Podczas ostatnich ćwiczeń indonezyjskiej jednostki specjalnej jednemu z żołnierzy nie otworzył się spadochron. Nagranie, na którym widać spadochroniarza spadającego z wysokości około pół kilometra, opublikowane zostało przez lokalne media. Komandos zdołał jednak przeżyć ten upadek i przebywa w szpitalu - potwierdzono w niedzielę.
Do wypadku doszło 8 listopada na wschód od Dżakarty podczas ćwiczeń Kopasgat. To jednostka specjalna indonezyjskich sił powietrznych, której członkowie nazywani są również "pomarańczowymi beretami".
Na nagraniu, które opublikowane zostało w internecie, widać, jak kilkunastu komandosów z pokładu samolotu C-130 Hercules skacze ze spadochronami z wysokości 1600 stóp, czyli około pół kilometra.

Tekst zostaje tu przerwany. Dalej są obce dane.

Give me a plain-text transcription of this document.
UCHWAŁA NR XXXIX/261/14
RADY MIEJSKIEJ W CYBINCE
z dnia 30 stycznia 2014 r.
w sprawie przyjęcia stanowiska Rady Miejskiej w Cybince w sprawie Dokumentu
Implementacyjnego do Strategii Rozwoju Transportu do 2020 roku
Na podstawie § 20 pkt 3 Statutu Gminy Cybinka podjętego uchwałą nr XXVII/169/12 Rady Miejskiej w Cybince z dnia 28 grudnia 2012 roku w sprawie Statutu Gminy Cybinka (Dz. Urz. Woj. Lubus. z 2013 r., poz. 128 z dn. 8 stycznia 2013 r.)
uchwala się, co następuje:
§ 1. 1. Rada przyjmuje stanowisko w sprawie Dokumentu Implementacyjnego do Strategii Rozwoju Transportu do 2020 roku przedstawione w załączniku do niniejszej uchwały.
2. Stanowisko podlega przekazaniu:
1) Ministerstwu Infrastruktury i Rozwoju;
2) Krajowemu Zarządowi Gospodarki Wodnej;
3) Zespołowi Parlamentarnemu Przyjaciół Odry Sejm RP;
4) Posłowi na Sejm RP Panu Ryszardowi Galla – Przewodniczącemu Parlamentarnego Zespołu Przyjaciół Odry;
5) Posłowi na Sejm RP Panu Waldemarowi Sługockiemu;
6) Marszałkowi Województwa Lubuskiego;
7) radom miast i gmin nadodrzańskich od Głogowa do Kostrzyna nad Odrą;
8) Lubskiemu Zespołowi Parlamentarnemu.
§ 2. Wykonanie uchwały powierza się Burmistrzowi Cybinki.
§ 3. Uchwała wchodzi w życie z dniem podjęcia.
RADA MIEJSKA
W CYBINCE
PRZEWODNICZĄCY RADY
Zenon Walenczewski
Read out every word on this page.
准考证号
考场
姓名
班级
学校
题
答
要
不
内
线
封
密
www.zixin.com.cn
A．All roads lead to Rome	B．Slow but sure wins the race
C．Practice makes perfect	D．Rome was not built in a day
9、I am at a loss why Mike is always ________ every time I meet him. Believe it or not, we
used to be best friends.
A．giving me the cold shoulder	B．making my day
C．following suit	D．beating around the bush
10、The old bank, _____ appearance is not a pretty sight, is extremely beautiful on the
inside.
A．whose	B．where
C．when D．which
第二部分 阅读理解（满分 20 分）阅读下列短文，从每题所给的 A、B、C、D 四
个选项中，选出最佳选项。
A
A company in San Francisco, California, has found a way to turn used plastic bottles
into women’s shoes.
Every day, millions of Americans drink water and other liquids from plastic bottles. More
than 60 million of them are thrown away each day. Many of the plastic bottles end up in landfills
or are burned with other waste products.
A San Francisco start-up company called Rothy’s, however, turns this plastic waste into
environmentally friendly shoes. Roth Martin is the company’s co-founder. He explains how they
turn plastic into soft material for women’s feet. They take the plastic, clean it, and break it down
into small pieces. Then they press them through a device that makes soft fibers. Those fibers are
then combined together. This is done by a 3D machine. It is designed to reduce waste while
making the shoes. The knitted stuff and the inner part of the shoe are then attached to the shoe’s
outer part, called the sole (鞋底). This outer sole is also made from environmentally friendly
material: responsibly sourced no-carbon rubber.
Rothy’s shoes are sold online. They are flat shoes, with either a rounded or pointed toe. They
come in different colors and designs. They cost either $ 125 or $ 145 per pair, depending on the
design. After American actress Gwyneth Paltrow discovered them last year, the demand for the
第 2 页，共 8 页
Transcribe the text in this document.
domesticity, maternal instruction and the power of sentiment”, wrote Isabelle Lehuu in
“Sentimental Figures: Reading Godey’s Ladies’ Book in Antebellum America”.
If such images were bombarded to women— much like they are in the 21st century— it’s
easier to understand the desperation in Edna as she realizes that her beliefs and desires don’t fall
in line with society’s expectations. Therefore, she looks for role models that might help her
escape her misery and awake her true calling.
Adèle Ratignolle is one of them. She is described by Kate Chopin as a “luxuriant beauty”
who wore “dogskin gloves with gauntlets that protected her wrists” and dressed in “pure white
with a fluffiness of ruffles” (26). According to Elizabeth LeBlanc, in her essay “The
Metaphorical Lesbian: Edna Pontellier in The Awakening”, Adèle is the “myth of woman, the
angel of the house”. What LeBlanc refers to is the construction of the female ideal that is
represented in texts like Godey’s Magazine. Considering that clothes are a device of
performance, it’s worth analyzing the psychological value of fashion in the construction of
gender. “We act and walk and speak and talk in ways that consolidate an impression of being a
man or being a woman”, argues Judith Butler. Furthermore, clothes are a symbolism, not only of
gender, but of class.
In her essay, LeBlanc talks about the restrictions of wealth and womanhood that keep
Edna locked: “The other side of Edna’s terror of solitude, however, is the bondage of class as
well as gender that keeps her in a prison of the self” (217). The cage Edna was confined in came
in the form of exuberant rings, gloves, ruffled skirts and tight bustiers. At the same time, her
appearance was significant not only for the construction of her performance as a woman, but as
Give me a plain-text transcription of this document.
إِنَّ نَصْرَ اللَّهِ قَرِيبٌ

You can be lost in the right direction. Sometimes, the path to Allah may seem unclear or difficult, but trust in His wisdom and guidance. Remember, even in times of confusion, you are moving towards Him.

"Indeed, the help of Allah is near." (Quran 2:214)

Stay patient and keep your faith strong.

Jednemu z żołnierzy spadochron nie rozwija się jednak prawidłowo - z powodu splątanych linek czasza spadochronu się nie rozkłada, a mężczyzna spada na ziemię.
Jak jednak poinformowały lokalne media, komandos o imieniu Prada Salman Krisnes Sinaga zdołał przeżyć ten upadek. Według relacji starał się "wylądować najlepiej, jak potrafi", by zwiększyć swoje szanse na przeżycie, ostatecznie uderzając w ziemię pośladkami, po czym został natychmiast przewieziony do szpitala.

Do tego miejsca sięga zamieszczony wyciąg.